Gray had done millions in damage, said the FBI — not the cost of various fraudulent transactions but just the cost to the credit-card companies for replacing all those cards. But when he went to trial, the judge sentenced him to psychiatric treatment instead of prison. He hadn’t benefited financially from the crime. One of the few purchases he’d made was to prank Bill Gates. He’d used Gates’ credit card to send the man Viagra.
With Drive-Bys on the Rise, a Mexican Gang Said They’d Kill Anyone Sent to Prison for a Drive-By
Los Angeles had a problem with drive-by shootings in the early 1990s. Every year saw more than 1,000 of these shootings. Hundreds of people died, and around half of the 9,000 people hit were just random bystanders.
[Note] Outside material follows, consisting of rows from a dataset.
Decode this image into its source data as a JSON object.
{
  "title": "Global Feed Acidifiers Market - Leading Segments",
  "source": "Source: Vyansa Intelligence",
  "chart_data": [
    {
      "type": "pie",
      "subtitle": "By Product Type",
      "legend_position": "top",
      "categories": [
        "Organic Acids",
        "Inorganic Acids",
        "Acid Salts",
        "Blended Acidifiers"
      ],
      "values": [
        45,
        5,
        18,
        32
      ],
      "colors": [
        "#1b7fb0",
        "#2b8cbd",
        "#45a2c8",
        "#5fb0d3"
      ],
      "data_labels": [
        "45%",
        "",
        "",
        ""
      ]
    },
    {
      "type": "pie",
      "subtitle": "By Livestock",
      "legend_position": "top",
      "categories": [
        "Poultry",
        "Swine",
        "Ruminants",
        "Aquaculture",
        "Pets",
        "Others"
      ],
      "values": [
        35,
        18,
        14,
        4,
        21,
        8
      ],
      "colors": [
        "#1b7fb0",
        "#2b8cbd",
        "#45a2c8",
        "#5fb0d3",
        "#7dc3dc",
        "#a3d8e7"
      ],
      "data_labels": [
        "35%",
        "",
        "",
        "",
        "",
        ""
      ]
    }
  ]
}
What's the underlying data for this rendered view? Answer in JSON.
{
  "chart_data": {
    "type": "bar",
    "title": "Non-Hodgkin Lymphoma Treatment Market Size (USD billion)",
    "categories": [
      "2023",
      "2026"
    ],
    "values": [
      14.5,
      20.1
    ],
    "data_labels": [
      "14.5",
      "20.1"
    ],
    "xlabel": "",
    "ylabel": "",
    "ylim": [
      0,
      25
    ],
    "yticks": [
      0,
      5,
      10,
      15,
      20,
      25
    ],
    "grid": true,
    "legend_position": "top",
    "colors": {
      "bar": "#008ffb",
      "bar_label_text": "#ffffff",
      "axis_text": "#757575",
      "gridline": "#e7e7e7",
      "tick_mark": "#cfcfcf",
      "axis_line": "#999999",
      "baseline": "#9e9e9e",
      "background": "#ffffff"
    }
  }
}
This was all getting to be a bit much. So, in the fall of 1993, the Mexican Mafia put out the word that while, sure, you can still kill who you have to kill, these reckless drive-bys had to stop. If anyone committed a drive-by, it would still be up to the LAPD to arrest them. But from this point on, when they went to prison for a drive-by, the Mexican Mafia would tack on a death sentence, by telling all gang members already incarcerated that this new inmate was fair game for slicing open.
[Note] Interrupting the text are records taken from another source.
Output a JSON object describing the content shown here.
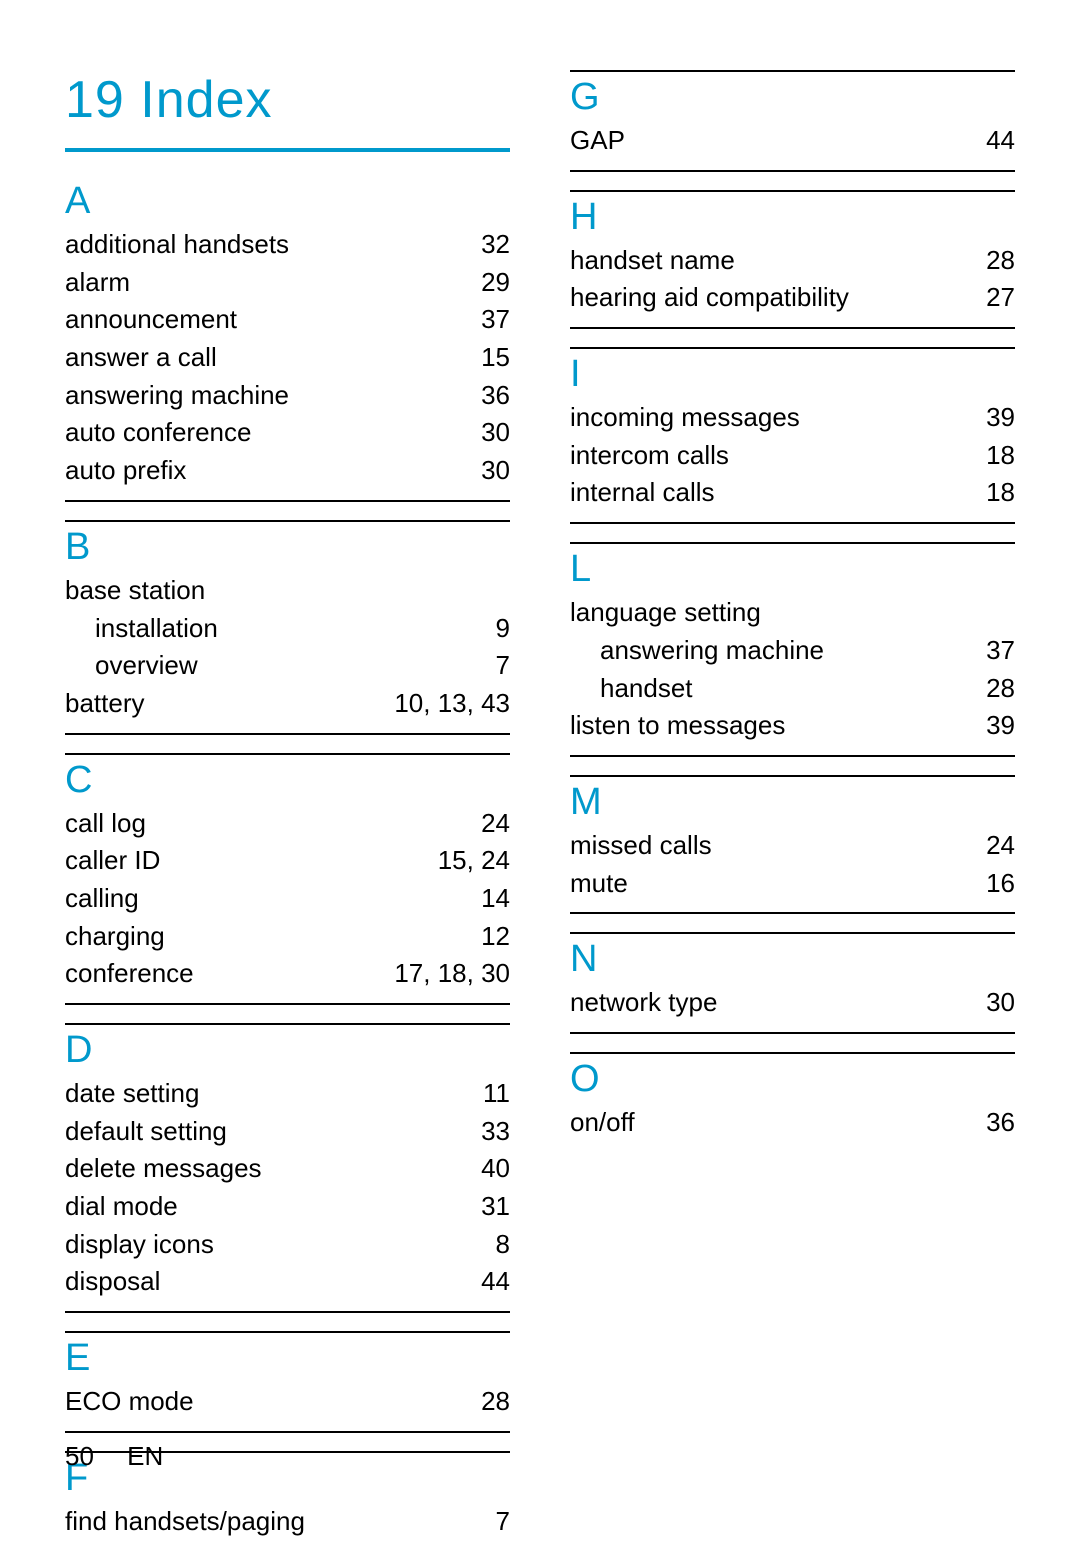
{
  "title": "19  Index",
  "colors": {
    "accent": "#0099cc",
    "text": "#000000",
    "rule_heavy": "#000000",
    "rule_light": "#000000",
    "background": "#ffffff"
  },
  "footer": {
    "page_number": "50",
    "language": "EN"
  },
  "left_column": [
    {
      "letter": "A",
      "top_rule": false,
      "entries": [
        {
          "term": "additional handsets",
          "page": "32"
        },
        {
          "term": "alarm",
          "page": "29"
        },
        {
          "term": "announcement",
          "page": "37"
        },
        {
          "term": "answer a call",
          "page": "15"
        },
        {
          "term": "answering machine",
          "page": "36"
        },
        {
          "term": "auto conference",
          "page": "30"
        },
        {
          "term": "auto prefix",
          "page": "30"
        }
      ]
    },
    {
      "letter": "B",
      "top_rule": true,
      "entries": [
        {
          "term": "base station",
          "page": ""
        },
        {
          "term": "installation",
          "page": "9",
          "sub": true
        },
        {
          "term": "overview",
          "page": "7",
          "sub": true
        },
        {
          "term": "battery",
          "page": "10, 13, 43"
        }
      ]
    },
    {
      "letter": "C",
      "top_rule": true,
      "entries": [
        {
          "term": "call log",
          "page": "24"
        },
        {
          "term": "caller ID",
          "page": "15, 24"
        },
        {
          "term": "calling",
          "page": "14"
        },
        {
          "term": "charging",
          "page": "12"
        },
        {
          "term": "conference",
          "page": "17, 18, 30"
        }
      ]
    },
    {
      "letter": "D",
      "top_rule": true,
      "entries": [
        {
          "term": "date setting",
          "page": "11"
        },
        {
          "term": "default setting",
          "page": "33"
        },
        {
          "term": "delete messages",
          "page": "40"
        },
        {
          "term": "dial mode",
          "page": "31"
        },
        {
          "term": "display icons",
          "page": "8"
        },
        {
          "term": "disposal",
          "page": "44"
        }
      ]
    },
    {
      "letter": "E",
      "top_rule": true,
      "entries": [
        {
          "term": "ECO mode",
          "page": "28"
        }
      ]
    },
    {
      "letter": "F",
      "top_rule": true,
      "entries": [
        {
          "term": "find handsets/paging",
          "page": "7"
        }
      ],
      "no_bottom_rule": true
    }
  ],
  "right_column": [
    {
      "letter": "G",
      "top_rule": true,
      "entries": [
        {
          "term": "GAP",
          "page": "44"
        }
      ]
    },
    {
      "letter": "H",
      "top_rule": true,
      "entries": [
        {
          "term": "handset name",
          "page": "28"
        },
        {
          "term": "hearing aid compatibility",
          "page": "27"
        }
      ]
    },
    {
      "letter": "I",
      "top_rule": true,
      "entries": [
        {
          "term": "incoming messages",
          "page": "39"
        },
        {
          "term": "intercom calls",
          "page": "18"
        },
        {
          "term": "internal calls",
          "page": "18"
        }
      ]
    },
    {
      "letter": "L",
      "top_rule": true,
      "entries": [
        {
          "term": "language setting",
          "page": ""
        },
        {
          "term": "answering machine",
          "page": "37",
          "sub": true
        },
        {
          "term": "handset",
          "page": "28",
          "sub": true
        },
        {
          "term": "listen to messages",
          "page": "39"
        }
      ]
    },
    {
      "letter": "M",
      "top_rule": true,
      "entries": [
        {
          "term": "missed calls",
          "page": "24"
        },
        {
          "term": "mute",
          "page": "16"
        }
      ]
    },
    {
      "letter": "N",
      "top_rule": true,
      "entries": [
        {
          "term": "network type",
          "page": "30"
        }
      ]
    },
    {
      "letter": "O",
      "top_rule": true,
      "entries": [
        {
          "term": "on/off",
          "page": "36"
        }
      ],
      "no_bottom_rule": true
    }
  ]
}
Drive-by shootings did drop after this. “It’s none of my business why it happened, but I think it’s beautiful that the killing has stopped,” one anti-gang activist told a newspaper, relieved that gangs had now killed only 13 people in his neighborhood that year. Yes, you might hear people claiming crime’s high nowadays, but that’s because they’ve totally forgotten what life was like 30 years ago.
Texas Inmates Left Their Cell to Save a Guard
When prison inmates work toward the cause of justice, sometimes, it doesn’t involve taking people’s lives. Sometimes, it involves saving lives. In 2016, a group of guys were in a Texas holding cell, on offenses related to drugs and assault. The officer outside the cell suddenly slumped over. So, the inmates broke out of the cell.
From the security footage, it doesn’t look like breaking out required a lot of work, but reports still describe them as forcing the door open. The security tape also shows the men wearing black and white stripes, something you may not have known prisoners still wear, but we assure you, the footage is real.
The prisoners, still cuffed, checked the officer for a pulse and found none. They summoned help from elsewhere in the station, and paramedics managed to magic the guard back to life. The man would have stood no chance had the emergency personnel taken any longer to reach him, the police later announced.
For saving the officer’s life, the prisoners received the highest reward possible: They were escorted back to their cell — with thanks. And without facing additional charges for breaking out of the cell, something that had always been a possibility.